Ces résultats ont été dévoilés par le ministère de l’Énergie, des Mines et des Carrières à l’occasion de l’évaluation à mi-parcours de son contrat de performance. Ils témoignent d’une progression des mécanismes mis en place pour mieux encadrer la production nationale et renforcer la présence de l’État dans la filière.
Une production industrielle complétée par les achats de la SONASP
Entre janvier et juin 2026, les mines industrielles ont produit environ 26 tonnes d’or fin. En parallèle, la Société nationale des substances précieuses (SONASP) a acquis près de 29 tonnes d’or auprès des exploitants artisanaux et semi-mécanisés.
L’ensemble de ces volumes représente plus de 55 tonnes d’or ayant transité par les circuits officiels du pays. Avec un prix de référence avoisinant 3 400 dollars l’once troy, cette production correspond à une valeur de marché supérieure à 6 milliards de dollars. Il s’agit toutefois d’une estimation basée sur les cours internationaux et non du montant des recettes directement encaissées par les finances publiques.
Des objectifs annuels déjà bien engagés
La SONASP affiche également une progression notable dans son programme d’acquisition. Avec près de 29 tonnes déjà collectées, l’entreprise publique a réalisé environ 64 % de son objectif annuel, fixé à 45 tonnes auprès des producteurs artisanaux et semi-mécanisés.
De manière globale, le ministère indique que son contrat de performance a atteint un taux d’exécution de 61,7 % au 30 juin, traduisant l’avancement des actions prévues pour l’année.
L’État accentue la structuration de la filière aurifère
Les autorités burkinabè poursuivent plusieurs initiatives destinées à mieux organiser le secteur minier.

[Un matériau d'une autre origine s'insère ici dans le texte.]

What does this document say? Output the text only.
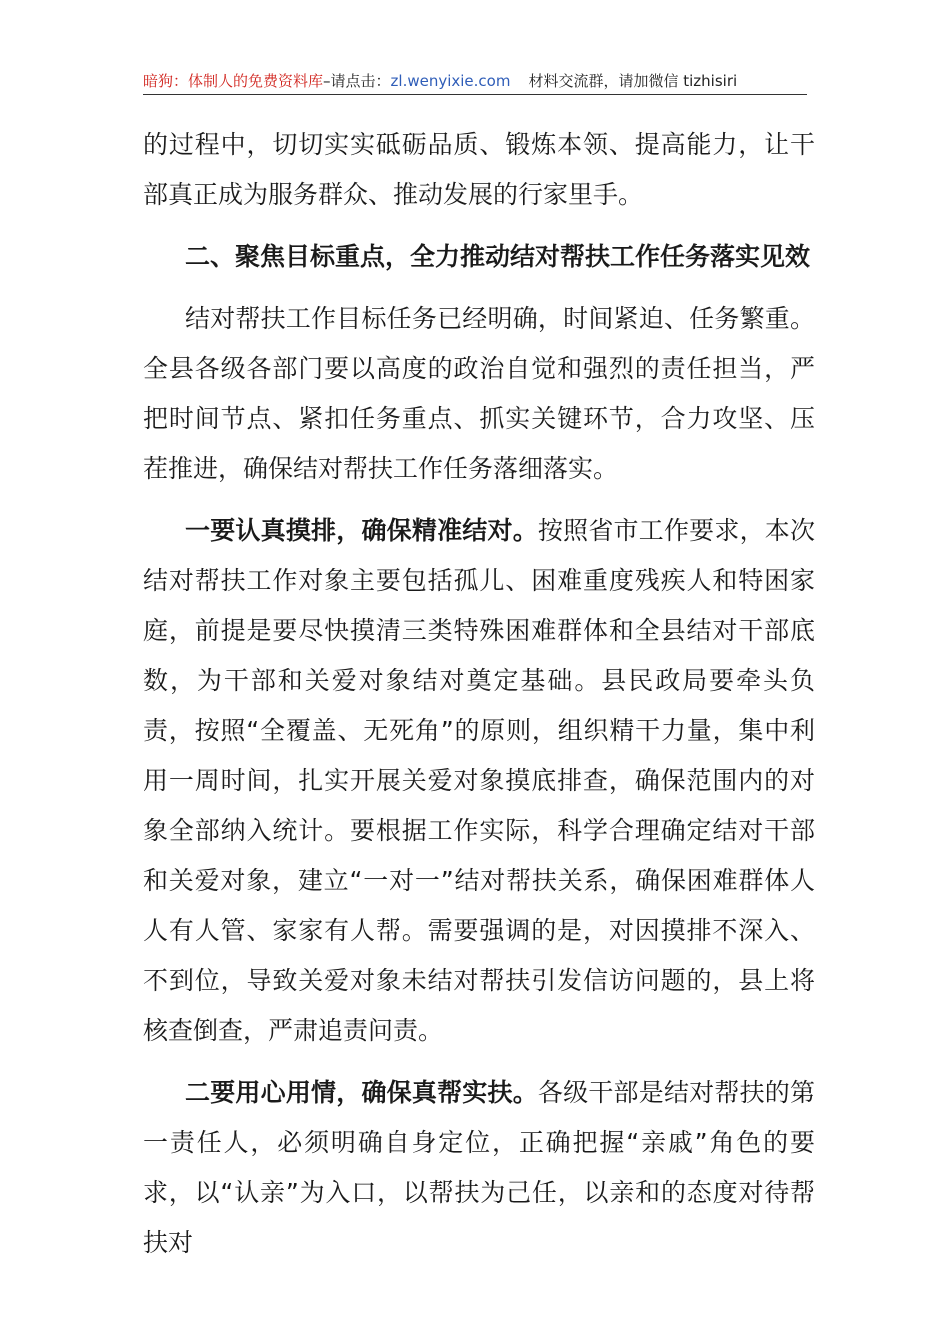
暗狗：体制人的免费资料库–请点击：zl.wenyixie.com 材料交流群，请加微信 tizhisiri

的过程中，切切实实砥砺品质、锻炼本领、提高能力，让干部真正成为服务群众、推动发展的行家里手。

二、聚焦目标重点，全力推动结对帮扶工作任务落实见效

结对帮扶工作目标任务已经明确，时间紧迫、任务繁重。全县各级各部门要以高度的政治自觉和强烈的责任担当，严把时间节点、紧扣任务重点、抓实关键环节，合力攻坚、压茬推进，确保结对帮扶工作任务落细落实。

一要认真摸排，确保精准结对。按照省市工作要求，本次结对帮扶工作对象主要包括孤儿、困难重度残疾人和特困家庭，前提是要尽快摸清三类特殊困难群体和全县结对干部底数，为干部和关爱对象结对奠定基础。县民政局要牵头负责，按照“全覆盖、无死角”的原则，组织精干力量，集中利用一周时间，扎实开展关爱对象摸底排查，确保范围内的对象全部纳入统计。要根据工作实际，科学合理确定结对干部和关爱对象，建立“一对一”结对帮扶关系，确保困难群体人人有人管、家家有人帮。需要强调的是，对因摸排不深入、不到位，导致关爱对象未结对帮扶引发信访问题的，县上将核查倒查，严肃追责问责。

二要用心用情，确保真帮实扶。各级干部是结对帮扶的第一责任人，必须明确自身定位，正确把握“亲戚”角色的要求，以“认亲”为入口，以帮扶为己任，以亲和的态度对待帮扶对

Neuf nouvelles coopératives artisanales ont ainsi été créées dans différentes régions afin de favoriser un encadrement plus structuré des exploitants.
Par ailleurs, quatre corridors miniers ont été définis pour faciliter la cohabitation entre les activités industrielles et l’exploitation artisanale, tout en réduisant les risques de conflits liés à l’utilisation des espaces miniers.

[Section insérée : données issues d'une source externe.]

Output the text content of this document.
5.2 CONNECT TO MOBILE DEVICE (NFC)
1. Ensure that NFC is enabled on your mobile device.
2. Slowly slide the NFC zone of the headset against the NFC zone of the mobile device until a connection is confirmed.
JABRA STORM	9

Le gouvernement renforce également les opérations de contrôle portant sur la coulée, le pesage et le conditionnement de l’or. Ces dispositifs visent à améliorer la traçabilité de la production nationale et à lutter contre les circuits informels ainsi que la contrebande.
Une stratégie de long terme pour le secteur minier
En parallèle des actions de contrôle, les travaux de cartographie géologique se poursuivent afin d’améliorer la connaissance des ressources minières du pays. Les projets portés par la Société de participation minière du Burkina Faso (SOPAMIB) continuent également de progresser dans le cadre de la stratégie visant à accroître la participation publique dans l’exploitation des ressources.
Premier produit d’exportation du Burkina Faso, l’or demeure un levier essentiel de l’économie nationale.
Dans un contexte marqué par la hausse des prix mondiaux du métal précieux en 2026, les autorités entendent tirer parti de cette conjoncture favorable pour poursuivre la modernisation du secteur, renforcer la formalisation de l’exploitation artisanale et consolider les retombées économiques de l’activité minière.